Status | Assigned | Task | ||
---|---|---|---|---|
Resolved | None | T12538 4 Sept PowerDNS Outage across on some servers | ||
Open | Universal_Omega | T12539 Fix our ability to respond to outages that require Proxmox |
Event Timeline
Tried rebooting some servers, but that doesn't seem to be a lasting solution. Not sure what the exact problem is. I suspect something network related, but all I really have to go off of is:
Sep 4 05:42:49 swiftproxy171 pdns-recursor[608]: msg="Failed to update . records" error="Too much time waiting for .|NS, timeouts: 5, throttles: 0, queries: 6, 7508msec" subsystem="housekeeping" level="0" prio="Error" tid="0" ts="1725428569.875" exception="ImmediateServFailException" Sep 4 05:42:49 swiftproxy171 pdns-recursor[608]: msg="Failed to update . records" subsystem="housekeeping" level="0" prio="Warning" tid="0" ts="1725428569.875" rcode="-1"
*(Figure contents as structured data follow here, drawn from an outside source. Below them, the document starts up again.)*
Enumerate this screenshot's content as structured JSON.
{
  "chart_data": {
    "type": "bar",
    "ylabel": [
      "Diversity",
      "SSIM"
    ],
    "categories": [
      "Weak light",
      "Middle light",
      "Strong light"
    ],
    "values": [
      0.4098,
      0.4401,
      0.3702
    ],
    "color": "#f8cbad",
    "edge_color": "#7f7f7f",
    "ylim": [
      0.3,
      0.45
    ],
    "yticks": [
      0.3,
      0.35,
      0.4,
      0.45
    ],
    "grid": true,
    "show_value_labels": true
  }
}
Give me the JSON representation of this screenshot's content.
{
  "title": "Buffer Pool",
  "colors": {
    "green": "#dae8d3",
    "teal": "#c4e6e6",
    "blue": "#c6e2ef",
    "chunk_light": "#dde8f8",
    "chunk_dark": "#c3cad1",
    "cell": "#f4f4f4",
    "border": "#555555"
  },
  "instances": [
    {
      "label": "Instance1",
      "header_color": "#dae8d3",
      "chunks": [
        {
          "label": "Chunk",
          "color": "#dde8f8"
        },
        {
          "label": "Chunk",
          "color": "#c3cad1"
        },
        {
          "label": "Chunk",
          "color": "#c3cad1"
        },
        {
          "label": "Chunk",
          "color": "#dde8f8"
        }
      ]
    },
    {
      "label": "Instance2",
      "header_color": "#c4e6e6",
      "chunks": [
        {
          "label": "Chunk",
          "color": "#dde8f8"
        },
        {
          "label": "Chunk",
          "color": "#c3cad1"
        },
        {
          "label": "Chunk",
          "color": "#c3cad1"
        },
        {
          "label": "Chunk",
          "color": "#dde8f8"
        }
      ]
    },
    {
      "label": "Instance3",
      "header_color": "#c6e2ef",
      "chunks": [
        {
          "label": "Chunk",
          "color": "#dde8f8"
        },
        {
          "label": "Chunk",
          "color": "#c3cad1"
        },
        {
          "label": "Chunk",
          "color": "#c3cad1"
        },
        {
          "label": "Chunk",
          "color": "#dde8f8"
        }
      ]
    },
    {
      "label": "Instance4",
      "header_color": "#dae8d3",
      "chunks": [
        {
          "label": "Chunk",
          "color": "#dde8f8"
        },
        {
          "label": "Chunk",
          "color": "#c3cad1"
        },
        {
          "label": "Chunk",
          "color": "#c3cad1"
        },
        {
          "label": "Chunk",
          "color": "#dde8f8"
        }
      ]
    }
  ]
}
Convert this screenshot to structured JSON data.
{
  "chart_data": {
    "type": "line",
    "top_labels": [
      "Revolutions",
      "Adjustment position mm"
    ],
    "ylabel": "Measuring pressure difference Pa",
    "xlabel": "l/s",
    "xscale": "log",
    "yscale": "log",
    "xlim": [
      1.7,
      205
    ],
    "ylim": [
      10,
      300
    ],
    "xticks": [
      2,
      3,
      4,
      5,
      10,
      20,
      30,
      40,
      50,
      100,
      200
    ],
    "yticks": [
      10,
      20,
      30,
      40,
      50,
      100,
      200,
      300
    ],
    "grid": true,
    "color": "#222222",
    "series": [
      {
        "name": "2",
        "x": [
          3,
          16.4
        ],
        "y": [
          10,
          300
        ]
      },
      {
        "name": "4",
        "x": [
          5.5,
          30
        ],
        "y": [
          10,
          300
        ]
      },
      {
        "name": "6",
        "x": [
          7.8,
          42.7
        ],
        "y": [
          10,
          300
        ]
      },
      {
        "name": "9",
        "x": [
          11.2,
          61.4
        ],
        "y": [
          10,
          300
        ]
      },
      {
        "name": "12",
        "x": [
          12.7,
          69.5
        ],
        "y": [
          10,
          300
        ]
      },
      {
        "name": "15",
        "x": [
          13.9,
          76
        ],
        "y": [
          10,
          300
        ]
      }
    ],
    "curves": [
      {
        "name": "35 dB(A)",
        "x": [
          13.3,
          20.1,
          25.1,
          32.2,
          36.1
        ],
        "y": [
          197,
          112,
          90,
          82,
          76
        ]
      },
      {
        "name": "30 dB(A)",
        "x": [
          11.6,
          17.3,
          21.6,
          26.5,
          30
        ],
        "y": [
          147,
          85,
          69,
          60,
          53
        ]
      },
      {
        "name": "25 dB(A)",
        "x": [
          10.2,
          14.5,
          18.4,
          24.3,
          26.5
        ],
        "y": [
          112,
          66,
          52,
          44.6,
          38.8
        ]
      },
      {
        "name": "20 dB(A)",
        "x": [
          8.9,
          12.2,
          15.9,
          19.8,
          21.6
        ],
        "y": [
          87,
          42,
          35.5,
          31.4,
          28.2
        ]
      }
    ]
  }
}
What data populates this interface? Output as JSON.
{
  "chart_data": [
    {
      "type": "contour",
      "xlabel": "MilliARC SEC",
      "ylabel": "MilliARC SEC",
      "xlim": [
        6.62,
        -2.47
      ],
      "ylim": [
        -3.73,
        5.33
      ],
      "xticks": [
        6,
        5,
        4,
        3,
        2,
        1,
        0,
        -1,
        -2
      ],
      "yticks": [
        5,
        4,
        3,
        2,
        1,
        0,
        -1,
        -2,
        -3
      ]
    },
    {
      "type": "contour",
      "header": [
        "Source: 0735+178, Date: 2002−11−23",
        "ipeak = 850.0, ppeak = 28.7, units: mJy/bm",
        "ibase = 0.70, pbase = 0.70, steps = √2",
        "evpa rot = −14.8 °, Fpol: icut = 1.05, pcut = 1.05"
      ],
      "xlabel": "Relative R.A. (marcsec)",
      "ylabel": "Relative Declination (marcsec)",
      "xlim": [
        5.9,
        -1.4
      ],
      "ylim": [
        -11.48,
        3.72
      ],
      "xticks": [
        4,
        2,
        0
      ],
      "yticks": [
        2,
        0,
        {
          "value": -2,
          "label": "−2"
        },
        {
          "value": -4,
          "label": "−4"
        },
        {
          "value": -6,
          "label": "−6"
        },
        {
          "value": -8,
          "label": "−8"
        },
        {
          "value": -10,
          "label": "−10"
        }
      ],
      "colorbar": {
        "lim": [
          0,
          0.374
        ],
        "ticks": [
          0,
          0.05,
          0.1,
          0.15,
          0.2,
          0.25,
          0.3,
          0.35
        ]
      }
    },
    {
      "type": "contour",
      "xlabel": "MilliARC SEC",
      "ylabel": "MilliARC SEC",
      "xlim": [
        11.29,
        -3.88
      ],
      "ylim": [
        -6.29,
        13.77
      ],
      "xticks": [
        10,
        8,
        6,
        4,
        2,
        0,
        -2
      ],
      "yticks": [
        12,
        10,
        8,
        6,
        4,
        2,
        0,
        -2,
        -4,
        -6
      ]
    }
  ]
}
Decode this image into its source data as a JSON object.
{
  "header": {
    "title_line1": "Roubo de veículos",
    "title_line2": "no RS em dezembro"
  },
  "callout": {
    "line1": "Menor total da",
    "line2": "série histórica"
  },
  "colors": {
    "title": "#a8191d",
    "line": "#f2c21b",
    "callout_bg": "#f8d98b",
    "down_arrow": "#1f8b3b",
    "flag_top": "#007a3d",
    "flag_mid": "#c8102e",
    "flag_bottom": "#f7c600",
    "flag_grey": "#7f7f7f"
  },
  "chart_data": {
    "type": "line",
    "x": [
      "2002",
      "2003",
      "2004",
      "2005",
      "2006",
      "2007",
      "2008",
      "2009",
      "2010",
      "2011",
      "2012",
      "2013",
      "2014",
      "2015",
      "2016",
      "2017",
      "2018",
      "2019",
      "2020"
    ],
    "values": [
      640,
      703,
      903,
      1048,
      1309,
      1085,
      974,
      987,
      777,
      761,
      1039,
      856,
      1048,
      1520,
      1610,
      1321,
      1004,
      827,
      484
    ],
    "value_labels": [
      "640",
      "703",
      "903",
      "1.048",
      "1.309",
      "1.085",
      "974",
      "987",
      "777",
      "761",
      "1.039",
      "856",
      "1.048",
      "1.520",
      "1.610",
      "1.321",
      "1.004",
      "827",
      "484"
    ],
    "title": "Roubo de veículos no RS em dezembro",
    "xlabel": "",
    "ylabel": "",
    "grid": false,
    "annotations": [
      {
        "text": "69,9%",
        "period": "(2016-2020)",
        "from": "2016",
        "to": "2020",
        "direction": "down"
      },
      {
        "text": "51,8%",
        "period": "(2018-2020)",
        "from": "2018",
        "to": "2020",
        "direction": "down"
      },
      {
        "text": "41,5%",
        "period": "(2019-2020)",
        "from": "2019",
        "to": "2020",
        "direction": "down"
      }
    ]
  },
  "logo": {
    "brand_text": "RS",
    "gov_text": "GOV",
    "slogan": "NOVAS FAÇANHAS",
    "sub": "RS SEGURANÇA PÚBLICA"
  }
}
Finished rebooting affected servers and we seem to be all up now. Barring a proper post-mortem, this is hopefully resolved. cc @OrangeStar @Universal_Omega
Tentatively resolved again, waiting for confirmation from the datacenter on what exactly happened. They did say it was resolved, but I would like to continue monitoring for a bit to ensure services don't go back down.
@Void yep, this is resolved and we have an explanation on what happened from FiberState.
It was related to neighbor discovery on one of our distribution switches. We've made a change to the VLAN that should take care of it.
Closing this.
This is likely due to those servers losing IPv6 connectivity and thus being unable to query the DNS.